Dave Wickenden is putting together reproductions in slick form to be sent to you in numbers for distribution.
The story is interesting in that it is the first major article in a national publication that has this amount of positive thrust. It has its share of minor errors and negatives, but you can tell that the reporter did a thoughtful job and came away with a detailed look with many positive impressions.
We can look forward to more and more positive stories as time and accumulated achievements add up in UPI's favor.
You should be aware that AP's count for broadcast clients is very inflated. Our count is based on a true client count. They seem to have added up AMs and FMs separately and thrown in the kitchen sink for an obviously made up figure. Ours is client count of radio, TV, cable and UPI Radio-only. It's a solid and conservative count. (In a USA Today graphic, AP claimed 6,119 broadcast clients, while UPI claimed 3,800.)
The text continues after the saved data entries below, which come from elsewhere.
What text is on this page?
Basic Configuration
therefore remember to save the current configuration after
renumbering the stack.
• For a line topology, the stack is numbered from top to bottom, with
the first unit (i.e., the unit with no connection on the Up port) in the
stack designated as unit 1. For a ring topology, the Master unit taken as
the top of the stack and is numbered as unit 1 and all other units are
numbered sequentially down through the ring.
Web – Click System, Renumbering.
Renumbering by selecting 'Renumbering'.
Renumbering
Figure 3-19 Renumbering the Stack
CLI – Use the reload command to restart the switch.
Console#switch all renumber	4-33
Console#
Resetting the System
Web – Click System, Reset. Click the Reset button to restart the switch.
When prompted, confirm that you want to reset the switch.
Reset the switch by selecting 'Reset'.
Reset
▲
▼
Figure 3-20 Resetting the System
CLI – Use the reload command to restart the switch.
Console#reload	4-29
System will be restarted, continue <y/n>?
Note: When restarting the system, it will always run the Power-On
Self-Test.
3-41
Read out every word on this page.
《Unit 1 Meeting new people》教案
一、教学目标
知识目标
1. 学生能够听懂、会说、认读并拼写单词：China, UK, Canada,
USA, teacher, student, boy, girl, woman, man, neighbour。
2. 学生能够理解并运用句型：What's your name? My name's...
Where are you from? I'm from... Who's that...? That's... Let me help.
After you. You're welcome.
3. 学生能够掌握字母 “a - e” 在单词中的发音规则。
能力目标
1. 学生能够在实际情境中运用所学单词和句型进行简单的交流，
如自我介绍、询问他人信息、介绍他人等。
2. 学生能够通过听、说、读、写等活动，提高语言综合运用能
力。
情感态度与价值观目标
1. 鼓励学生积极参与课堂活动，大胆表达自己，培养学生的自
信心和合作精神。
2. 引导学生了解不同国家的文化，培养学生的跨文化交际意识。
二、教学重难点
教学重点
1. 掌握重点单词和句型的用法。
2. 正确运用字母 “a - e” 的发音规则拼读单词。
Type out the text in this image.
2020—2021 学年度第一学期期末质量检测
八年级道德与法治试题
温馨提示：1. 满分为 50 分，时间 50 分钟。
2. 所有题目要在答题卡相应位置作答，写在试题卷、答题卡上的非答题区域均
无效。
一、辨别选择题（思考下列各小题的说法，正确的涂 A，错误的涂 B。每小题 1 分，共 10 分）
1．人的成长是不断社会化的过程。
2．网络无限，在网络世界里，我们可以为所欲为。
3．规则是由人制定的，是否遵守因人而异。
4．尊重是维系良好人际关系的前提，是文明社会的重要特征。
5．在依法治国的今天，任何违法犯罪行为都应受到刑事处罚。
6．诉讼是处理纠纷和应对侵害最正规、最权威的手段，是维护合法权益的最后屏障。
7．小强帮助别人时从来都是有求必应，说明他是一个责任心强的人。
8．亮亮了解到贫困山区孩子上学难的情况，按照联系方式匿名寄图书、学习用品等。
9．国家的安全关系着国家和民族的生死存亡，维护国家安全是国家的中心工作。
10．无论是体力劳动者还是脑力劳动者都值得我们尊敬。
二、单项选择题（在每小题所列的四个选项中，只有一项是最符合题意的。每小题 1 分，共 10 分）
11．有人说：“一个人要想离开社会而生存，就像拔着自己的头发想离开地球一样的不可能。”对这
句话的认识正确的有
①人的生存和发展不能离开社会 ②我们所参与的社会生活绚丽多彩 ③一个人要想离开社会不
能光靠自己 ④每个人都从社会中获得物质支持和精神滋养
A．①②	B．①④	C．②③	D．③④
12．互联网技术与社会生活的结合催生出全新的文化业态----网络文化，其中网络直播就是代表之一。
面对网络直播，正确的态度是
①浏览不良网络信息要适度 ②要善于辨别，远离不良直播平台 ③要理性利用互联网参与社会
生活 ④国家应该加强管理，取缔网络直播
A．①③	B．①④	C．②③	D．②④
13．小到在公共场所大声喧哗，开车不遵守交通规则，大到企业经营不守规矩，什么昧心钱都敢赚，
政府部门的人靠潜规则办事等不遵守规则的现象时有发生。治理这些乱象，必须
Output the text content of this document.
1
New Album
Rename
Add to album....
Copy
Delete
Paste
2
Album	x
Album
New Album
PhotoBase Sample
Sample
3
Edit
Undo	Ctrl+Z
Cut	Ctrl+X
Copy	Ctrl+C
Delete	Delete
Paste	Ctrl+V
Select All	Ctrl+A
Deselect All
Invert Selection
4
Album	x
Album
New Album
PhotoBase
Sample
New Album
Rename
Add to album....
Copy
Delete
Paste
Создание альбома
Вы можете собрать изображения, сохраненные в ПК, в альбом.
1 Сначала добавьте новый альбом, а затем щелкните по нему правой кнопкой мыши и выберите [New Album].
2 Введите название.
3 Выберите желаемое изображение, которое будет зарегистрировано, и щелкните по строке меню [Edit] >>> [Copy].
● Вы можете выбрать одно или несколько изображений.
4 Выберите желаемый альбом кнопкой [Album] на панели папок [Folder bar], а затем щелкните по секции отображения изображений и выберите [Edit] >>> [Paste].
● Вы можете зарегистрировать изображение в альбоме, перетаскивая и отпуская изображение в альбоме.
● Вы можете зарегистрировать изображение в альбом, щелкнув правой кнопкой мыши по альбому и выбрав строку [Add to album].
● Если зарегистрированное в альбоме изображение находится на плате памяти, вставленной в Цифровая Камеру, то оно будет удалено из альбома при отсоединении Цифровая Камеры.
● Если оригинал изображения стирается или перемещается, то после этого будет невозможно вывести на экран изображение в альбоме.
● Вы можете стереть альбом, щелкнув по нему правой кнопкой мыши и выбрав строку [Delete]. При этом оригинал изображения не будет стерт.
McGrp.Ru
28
The budget figure for UPI ($100 million) is wrong; they picked it up from clips several years old.
USA TODAY insisted that we list our bureau count the way AP does for their comparison. We prefer to say UPI has 260 news and photo bureaus worldwide. We count it as a bureau if there is a bureau manager and a separate administrative operation. AP goes by physical "offices" whether or not there is a bureau manager. Counting their way, UPI (135 in 50 states) still edges out AP (132 in 50 states) in total offices. Thanks to the expansion of the past year or so, UPI has more reach.
USA TODAY would not print out UPI's figure of 720 overseas agency and newspaper clients because AP, which has fewer international subscribers, uses an estimate that includes indirect clients served by overseas agencies that take the wire service. We estimated UPI's numbers in these terms based on reports from the different international mangers. We prefer to use the 720 count because it is "hard" rather than an estimate.
All in all, however, a positive story.